Tranquilizem-se – às suas repetidas perguntas: “o que ele poderá fazer depois disto?”
– sempre dei, creio, respostas satisfatórias, surpreendendo até os céticos, aqueles que,
a cada foto, pensavam que mais além não possa ou não se consiga ir. Parece-me,
mesmo quando fotografo orgãos sexuais, como nesse caso, não consigo chegar à
baixeza profunda de certas campanhas publicitárias, de determinados programas de
televisão e de alguns políticos, que a censura cuida de não perturbar. Em virtude do
artigo 21 da constituição italiana, que sanciona o direito à liberdade de expressão, não
se cancelam justamente os convites à orgia do consumo indiscriminado, não se
escurecem as transmissões do entretenimento pornográfico, não se tapa a boca de
certos racistas que fazem da diversidade e da injusiça a base de sua ‘política social’.
No entanto, investe, pontual e invarivelmente, contra minhas imagens que, em sua
maioria, só fizeram documentar a realidade da vida como ela é, sem transfigurações,
sem distorções. A imagem que exponho na Bienal não tem sentido se não estiver
simultaneamente ‘planificada’ como uma foto publicitária normal. Todo o meu
trabalho sempre foi ligado à comunicação. É claro que não deixarei de ser fotógrafo
por causa do convite para a Bienal, que me gratifica, me ‘enobrece’ como artista. Não
tenho nenhuma necessidade de promoção social. A moldura prestigiosa da Bienal não
passa de uma circunstância, um lugar diferente para falar a mesma língua que sempre
falei nas ruas e praças de todo o mundo. O sentido desta imagem está no uso
publicitário que se fará dela. Em todo o ‘transversalismo’ que domina a arte
contemporânea, eis uma foto absolutamente reta e em equilíbrio; eis a imagem límpida
de uma parte importante do que nós somos. A nacionalidade, a cor da pele e o sexo não
podem ser uma opção. Nasce-se sem poder ser artifície do próprio destino. Cada um é
único e irrepetível. Quis retratar, como em tantas fotos para documentos, o elemento
através do qual não podemos ser identificados. Pelo rosto podemos ser reconhecidos e
até colocados socialmente. Pelo sexo não.

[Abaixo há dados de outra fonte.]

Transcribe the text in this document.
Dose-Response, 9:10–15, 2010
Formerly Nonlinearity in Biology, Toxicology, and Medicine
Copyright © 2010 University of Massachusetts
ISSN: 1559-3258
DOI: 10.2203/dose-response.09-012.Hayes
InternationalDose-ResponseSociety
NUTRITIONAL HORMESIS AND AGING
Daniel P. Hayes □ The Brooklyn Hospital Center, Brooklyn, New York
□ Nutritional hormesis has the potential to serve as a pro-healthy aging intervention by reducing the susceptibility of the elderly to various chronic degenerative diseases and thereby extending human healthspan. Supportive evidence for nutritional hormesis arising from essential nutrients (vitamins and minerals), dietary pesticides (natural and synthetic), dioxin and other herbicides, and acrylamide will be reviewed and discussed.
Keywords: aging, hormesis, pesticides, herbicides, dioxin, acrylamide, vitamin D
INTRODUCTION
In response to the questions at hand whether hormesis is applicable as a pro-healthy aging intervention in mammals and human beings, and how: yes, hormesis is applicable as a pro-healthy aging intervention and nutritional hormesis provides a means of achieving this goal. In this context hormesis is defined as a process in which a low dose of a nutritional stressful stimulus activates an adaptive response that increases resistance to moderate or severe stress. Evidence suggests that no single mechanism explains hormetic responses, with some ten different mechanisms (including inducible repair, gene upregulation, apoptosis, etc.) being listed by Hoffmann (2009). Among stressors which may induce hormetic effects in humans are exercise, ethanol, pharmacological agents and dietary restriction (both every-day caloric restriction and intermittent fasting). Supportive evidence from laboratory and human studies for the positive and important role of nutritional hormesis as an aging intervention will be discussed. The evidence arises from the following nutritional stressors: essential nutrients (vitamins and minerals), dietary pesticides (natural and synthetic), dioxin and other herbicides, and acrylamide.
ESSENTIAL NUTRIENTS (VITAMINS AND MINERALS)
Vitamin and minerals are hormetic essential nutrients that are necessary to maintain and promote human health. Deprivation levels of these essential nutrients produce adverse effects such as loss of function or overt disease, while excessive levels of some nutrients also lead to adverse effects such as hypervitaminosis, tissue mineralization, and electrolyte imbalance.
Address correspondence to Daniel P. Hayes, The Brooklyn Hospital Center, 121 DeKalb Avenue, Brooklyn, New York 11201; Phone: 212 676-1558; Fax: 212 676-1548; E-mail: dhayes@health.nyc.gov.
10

Depois do nascimento e da morte, o sexo é
um outro tabu que deve ser abatido. Que outro meio, a não ser a fotografia
publicitária, pode ser mais concreto, mais útil para suscitar uma discussão a respeito?
Também a arte antiga era um meio de suscitar idéias políticas e religiosas, além de
demonstrar riqueza e poder. A diferença hoje reside na possibilidade econômica de
transformar uma imagem “ artística” numa comunicação de massa. E no que me cabe,
interessa-me explorá-la profundamente. São exatamente as imagens que formam hoje a
nossa cultura, o nosso conhecimento, o nosso senso crítico e a nossa moral. O
renascimento de nosso país está confiado ao trabalho de cada um; ao meu de fotógrafo
cabe a tarefa de avançar numa pesquisa que não tem nada a ver com os escândalos.
Estes são sempre da outra parte, em relação às minhas fotos. Aliás alimento a
presunção de provocar reflexão no tocante aos verdadeiros escândalos, deixando aos
menos atentos ou aos prevenidos o exercício sobre aqueles falsos, sempre mais fáceis
de identificar. Finalmente, no que se refere à arte, considero arte tudo o que não foi
feito pela natureza (TOSCANI, 1996, p. 98).